Further, in today’s foreclosure-a-minute society, “mo’ mortgage, mo’ problems” might be a realistic refrain. The New York Times reported that in May 2011 home prices in 20 large cities were down 33 percent from the July 2006 peak. Thus it should come as no surprise that renting is on the rise.
Fear not, proud property owners. An upsurge in renters could actually be good news for the housing market. According to US News & World Report, “Research firm REIS estimates that rents will rise an average of 3.6 percent in 2011. That sounds like bad news for tenants, but it indicates that more people can afford the added expense, and that parts of the economy are getting back to normal.”
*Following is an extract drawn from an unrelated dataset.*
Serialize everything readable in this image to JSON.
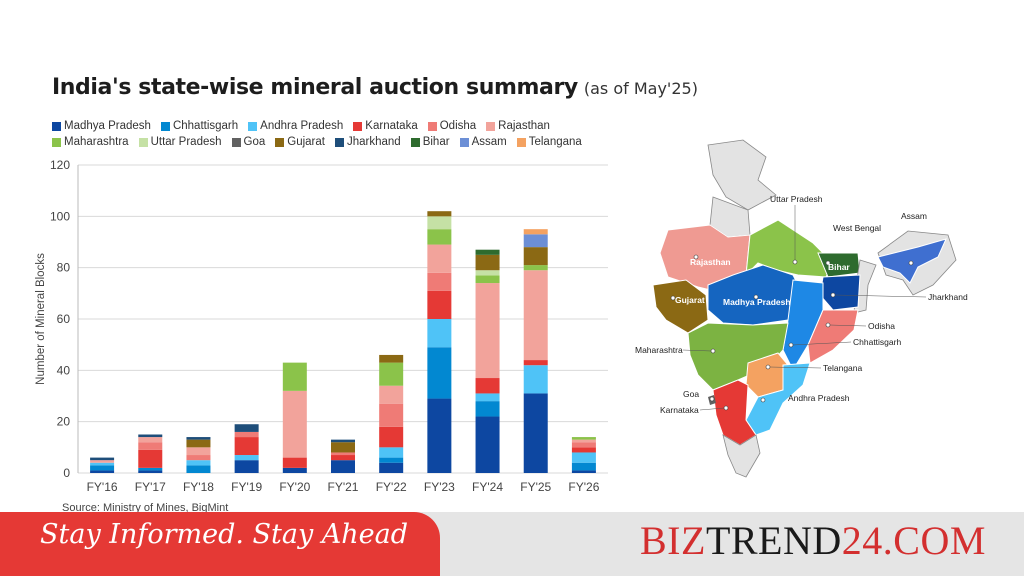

So, just as we shopped our way out of the post-9/11 malaise, then borrowed our way into the Great Recession, let’s rent our way out of these troubling economic times. With this in mind, we take a spin through the wild world of renting, from unscrupulous brokers to bizarre lease clauses, and discover the drawbacks and advantages in living life month to month.
Words You Should Know
Broom Clean: The condition your apartment should be in when you move out: swept clean, all personal property removed, and all surfaces wiped down. As any landlord will attest, tenants interpretations of the term vary wildly.
FDR: Yes, these are the initials of our 32nd president, either celebrated for renewing the national spirit during wartime or reviled as a diabolical socialist who turned this great land into a welfare state. You can argue about this with your libertarian uncle in your formal dining room (FDR).
Guarantor: A person who is legally obligated to pay the rent in case the tenant is unable to. If you don’t make enough pretax income to meet the landlord’s minimum salary requirements, you may be required to have a guarantor (see: Mom and Dad).
House Rules: You and the landlord have to play by the same rules. These house rules mostly applying to noise, the use of common areas, trash, and recycling—–but can extend to pets, smoking, and even overnight guests.
Like for Like: The phenomenon of landlords and tenants renting to and with people just like them. Despite stringent antidiscrimination laws, it is not entirely surprising that rental units in the artsy-cool, lofty area are full of artsy-cool tenants.
Pwdr rm: A half-bathroom (aka “powder room”) usually featuring a sink and toilet. The pwdr rm comes in handy when cohabiting with a significant other for the first time.
Quiet Enjoyment of Property: As a tenant, you are entitled to “quiet enjoyment” of your space. This means—barring an emergency—your landlord can’t just bust in like Mr. Furley or Mr. Roper to observe your wacky antics without proper notice.